La asamblea de la Red Chilena Contra la Violencia Hacia las Mujeres decidió no apoyar, ni sumarse ni mucho menos reconocer el Acuerdo Constitucional. La razón primordial es que  carece de legitimidad, y no es tan alejado de la realidad, si pensamos que lo firmaron personajes como Warken y Rincón que ni siquiera tienen Partidos Políticos, tampoco han podido reunir las firmas.

Columna de opinión
19.12.2022
Por Aná González
Presidenta ONG Lideracción, miembro de Red Chilena Contra la Violencia hacia las Mujeres

Más allá de los discursos ni de izquierda, ni derecha, podrían haber tenido la decencia de que si  era una reunión de Partidos Políticos mínimamente los que estuvieran, fueran de partidos políticos, porque de lo contrario, mejor nos reuníamos en la Plaza los movimientos sociales.

A puerta cerradas, sin reconocer que el proceso fue el de un estadillo social, o mejor dicho, inició con un estallido social, acuerdan una Constitución tutelada, sin cumplir la norma de que los estén ahí sean efectivamente Partidos Políticos y lo más grave, sin entender que hay detrás del Rechazo, porque la verdad, los que votaron fueron ocho millones de votos nuevos que no habían elegido ni al Parlamento, ni al Presidente de la República, ni a los actuales Alcaldes a nadie, no votaban no les interesaba ninguna de las alternativas sobre la mesa, difícilmente, podrían algunos de los iluminados arrogarse la representación de ese voto Rechazo.

¿Terminaremos como en Perú? ¿Con otra revuelta más y un descrédito de la Democracia monumental, fragmentación social y lo más complejo retrocediendo al conservadurismo extremo?.

Lo que vivimos no es sólo una crisis democrática, también lo es la valórica.
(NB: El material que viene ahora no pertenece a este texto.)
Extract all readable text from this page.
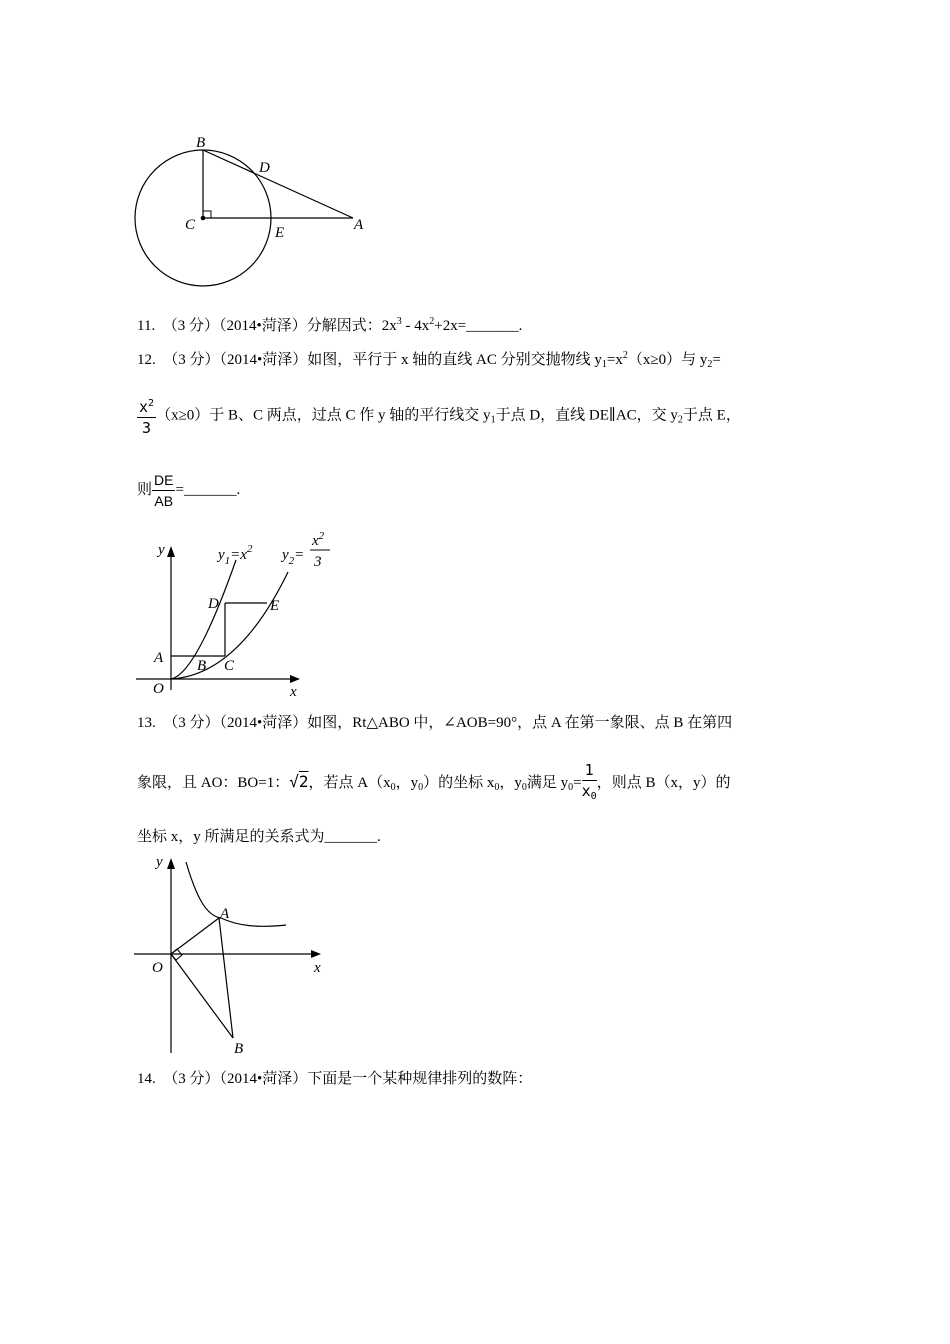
B
D
C	E	A
11. （3 分）（2014•菏泽）分解因式：$2x^3$ - $4x^2+2x=\_\_\_\_\_\_\_$.
12. （3 分）（2014•菏泽）如图，平行于 x 轴的直线 AC 分别交抛物线 $y_1=x^2(x\ge 0)$与 $y_2=$
$\frac{x^2}{3} (x\ge 0)$于 B、C 两点，过点 C 作 y 轴的平行线交 $y_1$于点 D，直线 DE∥AC，交 $y_2$于点 E，
则 $\frac{DE}{AB}$ =_______.
y
x
O
A B C
D	E
$y_1=x^2$ $y_2=$
$x^2$
3
13. （3 分）（2014•菏泽）如图，Rt△ABO 中，∠AOB=90°，点 A 在第一象限、点 B 在第四
象限，且 AO：BO=1：√2，若点 $A(x_0$，$y_0$）的坐标 $x_0$，$y_0$满足 $y_0= \frac{1}{x_0}$ ，则点 B（x，y）的
坐标 x，y 所满足的关系式为_______.
y
x
O
A
B
14. （3 分）（2014•菏泽）下面是一个某种规律排列的数阵：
Un mundo que intenta avanzar a sociedades más humanas, en pugna constante. Estamos viviendo un Mundial de Fútbol que demuestra la crisis mundial de los llamados sistemas democráticos: Un equipo Alemán que no puede expresarse por la diversidad sexual (censurado), tres periodistas que mueren de forma sospechosa, trabajadores migrantes que mueren masivamente construyendo estadios millonarios, un futbolista Irani condenado a muerte por defender los derechos de la mujeres. Y en nuestro país “de las maravillas” la molestia de las organizaciones sociales por la descarada celebración del Acuerdo por Chile ¿cuál Chile? El del Patriarcado, el de los iluminados, el de las élites, el de las certezas económicas con una tienda como La Polar (mismo grupo que debía impuestos multimillonarios que fueron condonados) vende ropa falsificada, el de las nuevas bandas criminales, el de los femicidios en alza. ¿Estaban pensando en eso cuando firmaron un pacto ilegítimo? ¡NO!. Estaban asegurándose de que sigamos igual que ANTES, vale decir retrocedamos, a ese Oasis de América Latina que terminó con ollas comunes cuando la crisis recién comenzaba, imaginen el otro año.

Es una crisis cultural la que vivimos y se suma con la más grave la medioambiental. La tierra no resiste este sistema inhumano del consumo por el consumo, del dominio por el dominio y del poder por el poder. Las mujeres de nuestro país seguiremos siendo más pobres que los hombres pobres, más violentadas por el sólo hecho de ser mujer y más desesperanzadas que antes. Pero no se equivoquen con nosotras, estamos acostumbradas a seguir luchando, mientras una de nosotras se levante, hay luz.

Por ahora decirles que su junta de Club de Toby descarada y su asado parrillero que dio luz al Acuerdo Constitucional NO nos representa y es del todo ilegitimo. Nos organizamos nos manifestamos y por supuesto luchamos. #CuidadoElMachismoMata.